Plusieurs fois dans l’année, les laboratoires pharmaceutiques interviennent en présentation devant la communauté financière et scientifique, en abordant les faits marquants observés, en projetant leurs prévisions stratégiques et résultats financiers. Leurs valeurs s’articulent autour de la SANTE, la RECHERCHE, la TECHNOLOGIE et la dimension HUMAINE. Les axes retenus en présentation varient selon les entreprises :
1.Axe bien-être :
Le message institutionnel de Bayer et Novartis est fort, il est présenté avec une expression de modernité et d’innovation par Bayer, de sérénité et de confort par Novartis et Abbott
2.Axe scientifique
Une stratégie illustrée de deux manières, Sanofi-aventis apporte visuellement une dimension innovante qui correspond bien à sa réalité ; en revanche, si le laboratoire Amgen a choisi le même axe, il le communique avec beaucoup moins d’impact et de personnalisation.
3.Axe graphique : une expression neutre, mais professionnelle
GSK a pris résolument le parti pris de la modernité, avec cohérence et originalité. En droite ligne de son identité visuelle, elle exploite une forme élancée et dynamique ; Pfizer impose une image très rigoureuse.
4.Axe graphique : une expression neutre, mais peu symbolique
Le positionnement de Roche et Astrazeneca ne laisse à peu près rien transparaître des valeurs de l’entreprise à travers sa charte de présentation. L’excès de sobriété n’est pas toujours éclairant. On est en droit de se poser la question : mais qu’ont-ils voulu dire ?
3.La mise en forme du contenu manque souvent de consistance
Les présentations font entre 25 et 80 pages en fonction des évènements, il est par conséquent essentiel d’observer comment la déclinaison s’opère au fil de la présentation et si, en final, le public reçoit le message avec clarté et enthousiasme. Encore souvent, le visuel qui introduit la présentation est flatteur (c’est un masque imposé en interne), mais dès que les orateurs défilent les pages de contenus, alors ce qui est montré, n’est plus à la hauteur de ce qui est dit.
En conclusion :
les acteurs de ce secteur , dont les 15 premiers mondiaux ont un CA dépassant tous les 11 milliards USD ; ils évoluent sur des marchés très profitables, où la recherche représente un investissement essentiel de la stratégie, ce que leur communication ne dit pas souvent eu égard à cette analyse.

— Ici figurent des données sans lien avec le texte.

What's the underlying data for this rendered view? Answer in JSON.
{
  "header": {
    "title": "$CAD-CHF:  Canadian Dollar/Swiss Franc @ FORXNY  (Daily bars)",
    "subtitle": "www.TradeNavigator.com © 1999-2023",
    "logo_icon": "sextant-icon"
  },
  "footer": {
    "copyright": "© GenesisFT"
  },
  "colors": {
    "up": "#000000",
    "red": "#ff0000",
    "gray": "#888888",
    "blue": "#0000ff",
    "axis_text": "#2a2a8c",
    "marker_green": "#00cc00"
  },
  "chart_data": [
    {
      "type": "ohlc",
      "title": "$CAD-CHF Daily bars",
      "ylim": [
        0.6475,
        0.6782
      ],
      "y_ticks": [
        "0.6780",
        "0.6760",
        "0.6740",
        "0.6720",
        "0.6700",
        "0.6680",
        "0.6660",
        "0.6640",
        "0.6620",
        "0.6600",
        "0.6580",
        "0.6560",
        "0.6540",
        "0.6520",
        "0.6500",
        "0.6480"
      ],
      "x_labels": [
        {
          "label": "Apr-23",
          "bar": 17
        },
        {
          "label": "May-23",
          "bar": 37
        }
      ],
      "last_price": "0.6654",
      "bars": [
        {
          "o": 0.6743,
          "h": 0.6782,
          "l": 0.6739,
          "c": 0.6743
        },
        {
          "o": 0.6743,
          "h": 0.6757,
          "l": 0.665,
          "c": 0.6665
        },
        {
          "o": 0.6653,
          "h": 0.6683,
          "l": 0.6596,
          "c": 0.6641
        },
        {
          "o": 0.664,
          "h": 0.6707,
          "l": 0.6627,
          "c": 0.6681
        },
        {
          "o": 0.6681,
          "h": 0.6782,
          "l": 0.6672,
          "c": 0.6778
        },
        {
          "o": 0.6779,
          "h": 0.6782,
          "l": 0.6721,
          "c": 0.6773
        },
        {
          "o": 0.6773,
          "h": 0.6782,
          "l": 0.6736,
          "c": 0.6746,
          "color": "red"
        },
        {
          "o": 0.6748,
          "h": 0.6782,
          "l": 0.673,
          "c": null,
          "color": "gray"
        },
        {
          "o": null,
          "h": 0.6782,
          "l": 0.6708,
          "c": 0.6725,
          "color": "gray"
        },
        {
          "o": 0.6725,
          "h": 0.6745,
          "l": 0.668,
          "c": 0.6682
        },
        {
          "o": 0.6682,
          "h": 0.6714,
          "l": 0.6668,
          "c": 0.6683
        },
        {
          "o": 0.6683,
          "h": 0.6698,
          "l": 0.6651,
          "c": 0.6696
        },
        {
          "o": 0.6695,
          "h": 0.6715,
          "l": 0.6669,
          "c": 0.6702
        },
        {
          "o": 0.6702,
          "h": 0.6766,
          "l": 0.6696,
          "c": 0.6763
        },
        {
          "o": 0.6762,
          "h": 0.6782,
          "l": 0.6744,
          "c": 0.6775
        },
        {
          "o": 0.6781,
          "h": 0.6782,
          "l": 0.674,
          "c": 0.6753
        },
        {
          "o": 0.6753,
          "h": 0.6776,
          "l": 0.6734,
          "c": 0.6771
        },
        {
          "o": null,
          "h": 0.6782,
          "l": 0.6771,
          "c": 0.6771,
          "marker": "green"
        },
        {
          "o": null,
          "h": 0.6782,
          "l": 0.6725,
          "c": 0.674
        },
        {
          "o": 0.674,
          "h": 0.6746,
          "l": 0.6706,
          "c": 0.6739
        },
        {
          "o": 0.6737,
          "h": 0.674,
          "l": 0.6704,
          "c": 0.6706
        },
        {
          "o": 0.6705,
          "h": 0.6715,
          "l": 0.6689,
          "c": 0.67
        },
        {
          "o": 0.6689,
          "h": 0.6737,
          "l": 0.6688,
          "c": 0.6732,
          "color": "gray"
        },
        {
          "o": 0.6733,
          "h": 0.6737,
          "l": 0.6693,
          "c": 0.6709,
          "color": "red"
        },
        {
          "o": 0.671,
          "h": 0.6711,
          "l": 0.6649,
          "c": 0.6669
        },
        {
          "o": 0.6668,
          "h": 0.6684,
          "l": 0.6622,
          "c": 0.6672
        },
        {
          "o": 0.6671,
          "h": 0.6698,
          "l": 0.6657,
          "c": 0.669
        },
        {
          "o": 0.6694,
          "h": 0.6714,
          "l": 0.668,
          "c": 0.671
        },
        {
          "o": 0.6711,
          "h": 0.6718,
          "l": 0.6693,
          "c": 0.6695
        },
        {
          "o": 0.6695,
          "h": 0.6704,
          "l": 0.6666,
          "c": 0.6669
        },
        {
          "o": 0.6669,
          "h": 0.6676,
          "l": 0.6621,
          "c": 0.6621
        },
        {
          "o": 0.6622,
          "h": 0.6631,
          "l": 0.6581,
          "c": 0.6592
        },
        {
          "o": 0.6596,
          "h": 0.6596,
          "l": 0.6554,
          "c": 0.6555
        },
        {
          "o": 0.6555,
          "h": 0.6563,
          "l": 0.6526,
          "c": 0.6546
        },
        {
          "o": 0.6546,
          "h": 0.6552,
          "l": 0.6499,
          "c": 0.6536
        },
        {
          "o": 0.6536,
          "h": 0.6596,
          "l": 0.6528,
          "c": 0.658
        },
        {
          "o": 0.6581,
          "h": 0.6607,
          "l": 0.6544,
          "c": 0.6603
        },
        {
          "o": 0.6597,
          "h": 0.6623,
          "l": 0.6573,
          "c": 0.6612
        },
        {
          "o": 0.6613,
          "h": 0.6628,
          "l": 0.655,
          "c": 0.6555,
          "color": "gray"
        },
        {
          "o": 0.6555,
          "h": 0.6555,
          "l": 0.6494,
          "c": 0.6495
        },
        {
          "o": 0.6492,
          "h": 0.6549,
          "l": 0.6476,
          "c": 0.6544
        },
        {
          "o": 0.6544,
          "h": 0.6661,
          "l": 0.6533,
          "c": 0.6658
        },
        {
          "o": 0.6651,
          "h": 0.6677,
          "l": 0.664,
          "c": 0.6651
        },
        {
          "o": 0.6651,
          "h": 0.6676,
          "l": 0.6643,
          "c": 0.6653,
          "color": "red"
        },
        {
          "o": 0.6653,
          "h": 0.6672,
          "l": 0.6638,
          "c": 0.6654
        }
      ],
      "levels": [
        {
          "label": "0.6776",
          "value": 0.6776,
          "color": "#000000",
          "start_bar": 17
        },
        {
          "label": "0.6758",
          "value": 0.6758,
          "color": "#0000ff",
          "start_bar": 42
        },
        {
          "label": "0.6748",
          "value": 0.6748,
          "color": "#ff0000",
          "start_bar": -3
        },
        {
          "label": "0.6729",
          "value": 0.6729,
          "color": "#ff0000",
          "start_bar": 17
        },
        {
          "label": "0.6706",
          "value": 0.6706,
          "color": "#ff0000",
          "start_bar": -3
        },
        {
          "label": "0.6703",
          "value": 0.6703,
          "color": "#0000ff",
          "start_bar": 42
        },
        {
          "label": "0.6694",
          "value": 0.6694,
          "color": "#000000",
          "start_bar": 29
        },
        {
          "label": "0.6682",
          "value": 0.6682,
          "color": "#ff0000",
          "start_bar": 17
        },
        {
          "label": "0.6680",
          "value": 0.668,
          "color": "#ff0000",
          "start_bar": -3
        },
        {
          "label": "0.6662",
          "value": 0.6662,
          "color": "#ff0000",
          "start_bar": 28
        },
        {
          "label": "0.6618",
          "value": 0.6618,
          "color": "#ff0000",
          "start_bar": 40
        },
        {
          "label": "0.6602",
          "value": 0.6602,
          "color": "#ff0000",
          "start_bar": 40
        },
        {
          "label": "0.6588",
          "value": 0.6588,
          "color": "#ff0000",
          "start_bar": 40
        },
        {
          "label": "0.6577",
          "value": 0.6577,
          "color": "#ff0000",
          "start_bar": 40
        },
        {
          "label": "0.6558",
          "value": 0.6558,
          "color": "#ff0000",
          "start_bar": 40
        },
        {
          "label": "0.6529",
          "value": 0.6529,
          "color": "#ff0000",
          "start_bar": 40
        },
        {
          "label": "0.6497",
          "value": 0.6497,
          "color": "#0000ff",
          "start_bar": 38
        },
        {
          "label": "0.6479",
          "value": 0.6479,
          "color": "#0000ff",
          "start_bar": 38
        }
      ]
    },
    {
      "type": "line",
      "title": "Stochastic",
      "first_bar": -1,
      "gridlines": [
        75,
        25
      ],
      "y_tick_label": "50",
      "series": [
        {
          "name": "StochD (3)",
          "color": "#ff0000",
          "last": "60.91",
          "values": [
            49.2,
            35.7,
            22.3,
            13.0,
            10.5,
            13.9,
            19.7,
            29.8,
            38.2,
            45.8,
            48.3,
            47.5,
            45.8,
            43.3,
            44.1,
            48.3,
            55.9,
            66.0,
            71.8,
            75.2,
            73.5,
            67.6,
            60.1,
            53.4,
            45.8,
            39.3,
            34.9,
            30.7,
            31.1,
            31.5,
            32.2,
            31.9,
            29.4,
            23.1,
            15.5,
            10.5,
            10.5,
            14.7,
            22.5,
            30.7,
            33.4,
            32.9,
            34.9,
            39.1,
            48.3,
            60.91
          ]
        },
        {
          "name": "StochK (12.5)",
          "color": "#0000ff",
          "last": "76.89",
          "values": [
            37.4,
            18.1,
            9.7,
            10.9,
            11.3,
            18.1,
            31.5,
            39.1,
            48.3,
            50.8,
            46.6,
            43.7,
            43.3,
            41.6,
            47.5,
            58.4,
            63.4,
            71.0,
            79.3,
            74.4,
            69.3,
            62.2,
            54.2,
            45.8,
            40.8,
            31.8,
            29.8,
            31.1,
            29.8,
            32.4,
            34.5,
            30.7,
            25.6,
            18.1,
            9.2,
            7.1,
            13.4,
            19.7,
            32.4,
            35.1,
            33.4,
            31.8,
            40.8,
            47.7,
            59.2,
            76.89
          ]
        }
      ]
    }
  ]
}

Les quatre premiers mondiaux jouent dans la même division, en préemptant des territoires assez maîtrisés. Parmi eux, les challengers se remarquent par leur capacité d’innovation (Sanofi-aventis, GSK), le leader ayant un positionnement plus classique. Bayer s’invite dans le TOP 5, en adoptant une charte graphique moderne et symbolique, qui assoit une certaine légitimité.
Les autres entreprises n’ont malheureusement pas fait de ces présentations des priorités dans leur schéma directeur de communication, laissant le public dubitatif quant à leur capacité à transmettre leurs messages avec force, cohérence et conviction.